Gulf Oil Rig Sinks, 11 Workers Missing and Feared Dead
NEW ORLEANS - An oil rig that exploded in one of the worst offshore drilling disasters in recent U.S. history sank into the Gulf of Mexico on Thursday, with still no sign of 11 missing crewmembers.
The Deepwater Horizon sank about 10 a.m. after burning for roughly 36 hours. Survivors of Tuesday night's explosion told company officials that some of the missing crewmembers were around the area of the explosion when the rig unexpectedly went up in flames.
Rescue teams scouring the wreckage site, about 42 miles off the Louisiana coast, have found no signs of the 11 workers, said Rear Adm. Mary Landry, commander of the U.S. Coast Guard's 8th District. Coast Guard crews recovered two of the rig's lifeboats, but both were empty, she said.
In all, 126 people were on board the rig when it exploded. Seventeen people were injured, four critically.
The Coast Guard is also focused on minimizing any potential environmental impact. A large 1-by-5-mile sheen of crude oil and other substances has spread from the site of the rig's sinking, Landry said.
It's unclear how much crude will continue to flow from the wrecked rig. On Wednesday, Landry said the rig was spewing about 13,000 gallons of crude oil per hour.

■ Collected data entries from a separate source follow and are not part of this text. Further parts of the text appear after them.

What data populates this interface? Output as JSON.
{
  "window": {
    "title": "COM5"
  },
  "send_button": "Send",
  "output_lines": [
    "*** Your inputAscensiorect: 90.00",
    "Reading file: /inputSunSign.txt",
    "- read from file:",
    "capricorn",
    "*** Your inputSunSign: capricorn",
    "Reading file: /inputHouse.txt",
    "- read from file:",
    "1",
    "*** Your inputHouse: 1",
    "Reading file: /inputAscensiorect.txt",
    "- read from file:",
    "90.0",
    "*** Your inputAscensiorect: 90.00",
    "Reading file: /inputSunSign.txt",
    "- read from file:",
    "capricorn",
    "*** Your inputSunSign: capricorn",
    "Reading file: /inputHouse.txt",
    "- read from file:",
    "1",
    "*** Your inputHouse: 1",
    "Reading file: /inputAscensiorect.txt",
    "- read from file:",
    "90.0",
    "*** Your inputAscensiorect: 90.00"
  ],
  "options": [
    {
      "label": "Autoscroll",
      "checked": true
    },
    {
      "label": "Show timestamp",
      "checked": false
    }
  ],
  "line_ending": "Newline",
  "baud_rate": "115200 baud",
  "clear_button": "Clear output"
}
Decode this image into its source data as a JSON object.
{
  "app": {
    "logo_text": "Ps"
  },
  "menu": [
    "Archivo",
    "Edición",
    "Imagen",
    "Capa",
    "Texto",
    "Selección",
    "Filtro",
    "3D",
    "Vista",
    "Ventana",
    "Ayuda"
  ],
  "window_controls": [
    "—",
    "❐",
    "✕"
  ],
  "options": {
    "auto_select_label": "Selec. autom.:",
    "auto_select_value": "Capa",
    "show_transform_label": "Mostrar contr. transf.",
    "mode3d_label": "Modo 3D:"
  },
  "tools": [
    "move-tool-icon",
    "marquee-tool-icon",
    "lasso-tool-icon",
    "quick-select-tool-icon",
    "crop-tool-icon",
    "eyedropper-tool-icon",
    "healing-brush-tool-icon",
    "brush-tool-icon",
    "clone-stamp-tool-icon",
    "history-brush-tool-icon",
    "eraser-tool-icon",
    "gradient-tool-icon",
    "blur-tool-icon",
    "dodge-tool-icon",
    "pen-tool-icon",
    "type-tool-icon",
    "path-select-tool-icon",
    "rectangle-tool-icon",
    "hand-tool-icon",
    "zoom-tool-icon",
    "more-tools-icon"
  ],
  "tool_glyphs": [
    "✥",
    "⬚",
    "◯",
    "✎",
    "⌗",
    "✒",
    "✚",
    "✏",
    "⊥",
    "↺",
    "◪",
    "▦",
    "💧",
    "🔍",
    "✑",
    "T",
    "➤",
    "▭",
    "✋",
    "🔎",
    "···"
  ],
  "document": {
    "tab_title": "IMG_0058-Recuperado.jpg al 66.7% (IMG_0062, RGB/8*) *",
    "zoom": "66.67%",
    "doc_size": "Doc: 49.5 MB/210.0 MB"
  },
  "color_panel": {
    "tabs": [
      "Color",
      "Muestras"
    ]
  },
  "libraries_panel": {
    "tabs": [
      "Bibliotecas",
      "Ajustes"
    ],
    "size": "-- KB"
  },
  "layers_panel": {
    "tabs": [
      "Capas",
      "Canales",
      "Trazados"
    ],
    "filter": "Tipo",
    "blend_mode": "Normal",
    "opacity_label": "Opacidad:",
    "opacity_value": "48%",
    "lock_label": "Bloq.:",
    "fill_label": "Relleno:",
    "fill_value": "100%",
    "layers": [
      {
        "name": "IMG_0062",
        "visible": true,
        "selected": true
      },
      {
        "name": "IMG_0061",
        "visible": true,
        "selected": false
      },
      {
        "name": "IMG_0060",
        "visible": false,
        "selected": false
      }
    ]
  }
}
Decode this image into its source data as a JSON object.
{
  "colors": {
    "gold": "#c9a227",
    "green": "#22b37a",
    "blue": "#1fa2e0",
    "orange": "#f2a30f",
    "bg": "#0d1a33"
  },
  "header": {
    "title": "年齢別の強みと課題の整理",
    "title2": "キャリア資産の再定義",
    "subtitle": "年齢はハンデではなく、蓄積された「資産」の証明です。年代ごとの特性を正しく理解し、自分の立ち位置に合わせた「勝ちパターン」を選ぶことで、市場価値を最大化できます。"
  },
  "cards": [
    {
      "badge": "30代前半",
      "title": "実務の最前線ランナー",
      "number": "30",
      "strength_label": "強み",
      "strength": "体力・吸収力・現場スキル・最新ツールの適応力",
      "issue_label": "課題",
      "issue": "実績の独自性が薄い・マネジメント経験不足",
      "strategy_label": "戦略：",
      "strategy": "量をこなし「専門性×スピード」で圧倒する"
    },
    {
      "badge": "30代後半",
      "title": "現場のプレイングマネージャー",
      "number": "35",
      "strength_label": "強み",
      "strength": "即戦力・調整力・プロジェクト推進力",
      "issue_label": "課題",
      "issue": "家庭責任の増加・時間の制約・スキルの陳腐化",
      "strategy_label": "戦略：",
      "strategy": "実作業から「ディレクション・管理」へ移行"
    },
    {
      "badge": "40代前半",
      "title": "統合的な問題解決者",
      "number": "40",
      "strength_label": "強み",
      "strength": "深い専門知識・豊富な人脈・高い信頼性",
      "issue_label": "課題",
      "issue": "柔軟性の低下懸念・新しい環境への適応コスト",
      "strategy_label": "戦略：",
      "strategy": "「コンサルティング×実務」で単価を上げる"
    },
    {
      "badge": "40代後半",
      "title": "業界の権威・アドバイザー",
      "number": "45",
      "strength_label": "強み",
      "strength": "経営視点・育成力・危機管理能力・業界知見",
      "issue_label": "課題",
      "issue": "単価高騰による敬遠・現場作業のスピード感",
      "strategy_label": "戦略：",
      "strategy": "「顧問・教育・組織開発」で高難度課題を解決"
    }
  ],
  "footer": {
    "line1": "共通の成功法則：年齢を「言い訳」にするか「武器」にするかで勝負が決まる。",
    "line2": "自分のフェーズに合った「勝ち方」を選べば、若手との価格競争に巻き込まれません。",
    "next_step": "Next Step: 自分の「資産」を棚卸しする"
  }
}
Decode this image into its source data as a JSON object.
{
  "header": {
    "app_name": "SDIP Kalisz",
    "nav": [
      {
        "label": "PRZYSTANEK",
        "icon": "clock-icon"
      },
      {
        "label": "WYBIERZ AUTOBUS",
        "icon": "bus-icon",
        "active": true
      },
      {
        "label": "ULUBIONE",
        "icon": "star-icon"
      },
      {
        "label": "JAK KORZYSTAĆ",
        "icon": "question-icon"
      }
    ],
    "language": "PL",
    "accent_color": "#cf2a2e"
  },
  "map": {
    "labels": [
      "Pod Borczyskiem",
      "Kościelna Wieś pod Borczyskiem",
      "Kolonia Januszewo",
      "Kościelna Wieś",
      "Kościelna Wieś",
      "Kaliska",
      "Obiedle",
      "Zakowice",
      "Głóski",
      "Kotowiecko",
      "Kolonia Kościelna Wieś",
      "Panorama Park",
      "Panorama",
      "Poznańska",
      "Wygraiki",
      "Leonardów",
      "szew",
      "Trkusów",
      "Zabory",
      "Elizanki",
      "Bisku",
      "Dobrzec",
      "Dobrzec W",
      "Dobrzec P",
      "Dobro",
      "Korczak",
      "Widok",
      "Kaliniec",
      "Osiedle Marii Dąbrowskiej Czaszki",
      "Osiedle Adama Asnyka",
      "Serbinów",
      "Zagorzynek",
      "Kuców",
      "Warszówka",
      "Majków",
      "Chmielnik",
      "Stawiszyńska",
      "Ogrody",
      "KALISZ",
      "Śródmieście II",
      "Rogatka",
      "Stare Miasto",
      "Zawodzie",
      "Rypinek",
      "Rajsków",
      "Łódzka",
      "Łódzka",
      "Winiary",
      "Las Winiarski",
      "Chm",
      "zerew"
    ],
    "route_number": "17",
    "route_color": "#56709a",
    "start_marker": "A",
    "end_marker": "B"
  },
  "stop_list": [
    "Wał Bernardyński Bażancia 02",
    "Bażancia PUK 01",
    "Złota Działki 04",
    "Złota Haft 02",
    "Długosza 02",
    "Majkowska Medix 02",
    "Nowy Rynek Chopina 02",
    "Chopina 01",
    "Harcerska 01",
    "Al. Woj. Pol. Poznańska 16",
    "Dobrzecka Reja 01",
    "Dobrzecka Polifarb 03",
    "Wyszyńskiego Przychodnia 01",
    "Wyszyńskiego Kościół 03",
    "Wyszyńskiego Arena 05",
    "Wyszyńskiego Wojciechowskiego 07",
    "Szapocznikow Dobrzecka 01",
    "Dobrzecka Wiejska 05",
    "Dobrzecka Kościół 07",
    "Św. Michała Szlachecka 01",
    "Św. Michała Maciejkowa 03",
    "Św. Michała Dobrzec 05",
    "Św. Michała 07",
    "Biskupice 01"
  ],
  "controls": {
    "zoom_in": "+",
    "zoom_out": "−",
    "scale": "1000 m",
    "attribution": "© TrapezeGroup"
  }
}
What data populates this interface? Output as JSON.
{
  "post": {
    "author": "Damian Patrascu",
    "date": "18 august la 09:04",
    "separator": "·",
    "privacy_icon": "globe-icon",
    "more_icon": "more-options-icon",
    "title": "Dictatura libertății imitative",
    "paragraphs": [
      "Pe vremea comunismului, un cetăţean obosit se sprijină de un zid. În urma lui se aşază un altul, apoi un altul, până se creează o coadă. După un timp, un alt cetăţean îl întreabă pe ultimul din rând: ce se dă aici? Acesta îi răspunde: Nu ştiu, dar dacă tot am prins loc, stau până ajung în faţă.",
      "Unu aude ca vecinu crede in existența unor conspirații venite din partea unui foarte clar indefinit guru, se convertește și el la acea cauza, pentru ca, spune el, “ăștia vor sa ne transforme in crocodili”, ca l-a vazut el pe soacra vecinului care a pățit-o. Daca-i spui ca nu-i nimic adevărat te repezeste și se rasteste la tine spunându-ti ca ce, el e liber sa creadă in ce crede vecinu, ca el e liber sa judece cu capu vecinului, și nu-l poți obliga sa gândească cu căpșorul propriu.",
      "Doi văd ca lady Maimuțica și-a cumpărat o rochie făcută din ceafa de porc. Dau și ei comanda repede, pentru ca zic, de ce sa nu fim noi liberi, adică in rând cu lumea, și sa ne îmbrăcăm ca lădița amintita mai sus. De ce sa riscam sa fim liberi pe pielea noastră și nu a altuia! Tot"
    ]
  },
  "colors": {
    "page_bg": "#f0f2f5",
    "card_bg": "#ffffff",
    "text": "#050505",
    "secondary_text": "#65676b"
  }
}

Coast Guard crews have readied planes that drop substances that break up the crude, Landry said. Officials at BP, which leased the rig, have also dispatched skimming boats and about 1 million feet of boom, or plastic tubing that surround and contain spills, said Dave Rainey, vice president of BP's Gulf of Mexico exploration.
"It certainly has the potential to be a major spill," he said.
Most of the crew was ferried off the burning rig by nearby boats or evacuated in lifeboats.
Jonathan Kersey, 33, was readying for a midnight shift when an alarm sounded at around 10 p.m., according to his father, Ted Kersey. The alarm signaled a pressure buildup in the rig, Ted Kersey said. Ten minutes later, a second alarm sounded - this time, to alert workers that they should abandon the rig. Jonathan Kersey escaped on a lifeboat, Ted Kersey said.
When he called his family Wednesday, father and son cried.
"The guy he would've relieved is likely no longer alive," Ted Kersey said. "(Jonathan) said he's never been more scared in his life."
The cause of the explosion is unknown. An official with Transocean, the Houston company that owns the rig, said Wednesday it appeared to be a "blowout," a pressure surge of oil or natural gas that thrusts up through the rig.
Blowouts are often caught and the main valve sealed to prevent explosions, said Adrian Rose, a Transocean vice president. "In this case, we don't know why we were unable to control it," he said.
The U.S. Minerals Management Service and Coast Guard are investigating.
The family of one of the missing crewmembers filed a lawsuit Thursday in the Eastern District Court of Louisiana against Transocean and global energy giant BP, which was leasing it. In the complaint, Natalie Roshto, wife of missing rig worker Shane Roshto, claims Transocean and BP violated numerous federal regulations and failed to provide a competent crew, among other allegations.